Pakistan wastes up to $72 mn a day: watchdog
Pakistan wastes a whopping $51 to $72 million every day as a result of inefficiency, corruption and tax shortcomings, the head of an anti-corruption watchdog said on Thursday.world Updated: Dec 13, 2012 19:40 IST
Pakistan wastes a whopping $51 to $72 million every day as a result of inefficiency, corruption and tax shortcomings, the head of an anti-corruption watchdog said on Thursday.
The National Accountability Bureau (NAB) said the losses come from leaks, corruption and incompetence, tax losses, land grabbing, loans and defaults, overstaffing, energy losses, project delays, cost overruns, administrative costs and foreign exchange outflow.
"There are daily losses of five to seven billion rupees ($51.34 million to $71.88 million)," NAB chairman Fasih Bokhari told a news conference.
But he did not explain how he had calculated the losses in monetary terms to reach this staggering estimate of wastage.
"This is the average data I'm giving you," he said.
The NAB, which is answerable to the Pakistani president, was accused by the government of making ill-timed allegations ahead of elections.
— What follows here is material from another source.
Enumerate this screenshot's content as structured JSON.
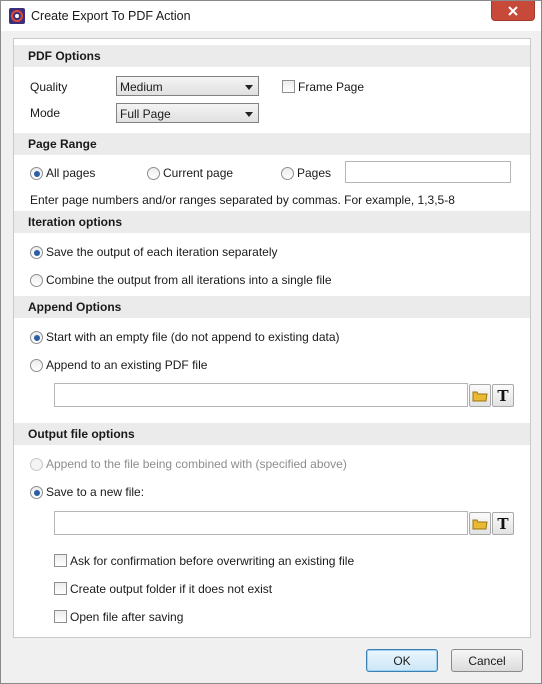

In the past, the Supreme Court has accused it of being ineffective.
According to the World Bank, Pakistan's GDP in 2011 was $211.1 billion, which would make losses of USD 61 million a day equal to around 10% of GDP.
The country suffers from a debilitating energy crisis and has one of the lowest tax-to-GDP ratios in the world, estimated at 9.2% of GDP.
Only 260,000 out of 180 million citizens have paid tax consecutively for the last three years, according to the Federal Board of Revenue (FBR).
Pakistan was ranked 139 out of 174 on Transparency International's 2012 corruption perceptions index and corruption is considered an endemic problem.
The Center for Investigative Reporting in Pakistan said on Wednesday that more than 60% of the cabinet and two thirds of federal lawmakers dodged tax payments in 2011.
Lawmakers have their salaries taxed at source, but a spokesman for the FBR said they are required to file tax returns for other sources of income, although agriculture, for example, is exempt.
Of those who did pay, most made only negligible contributions.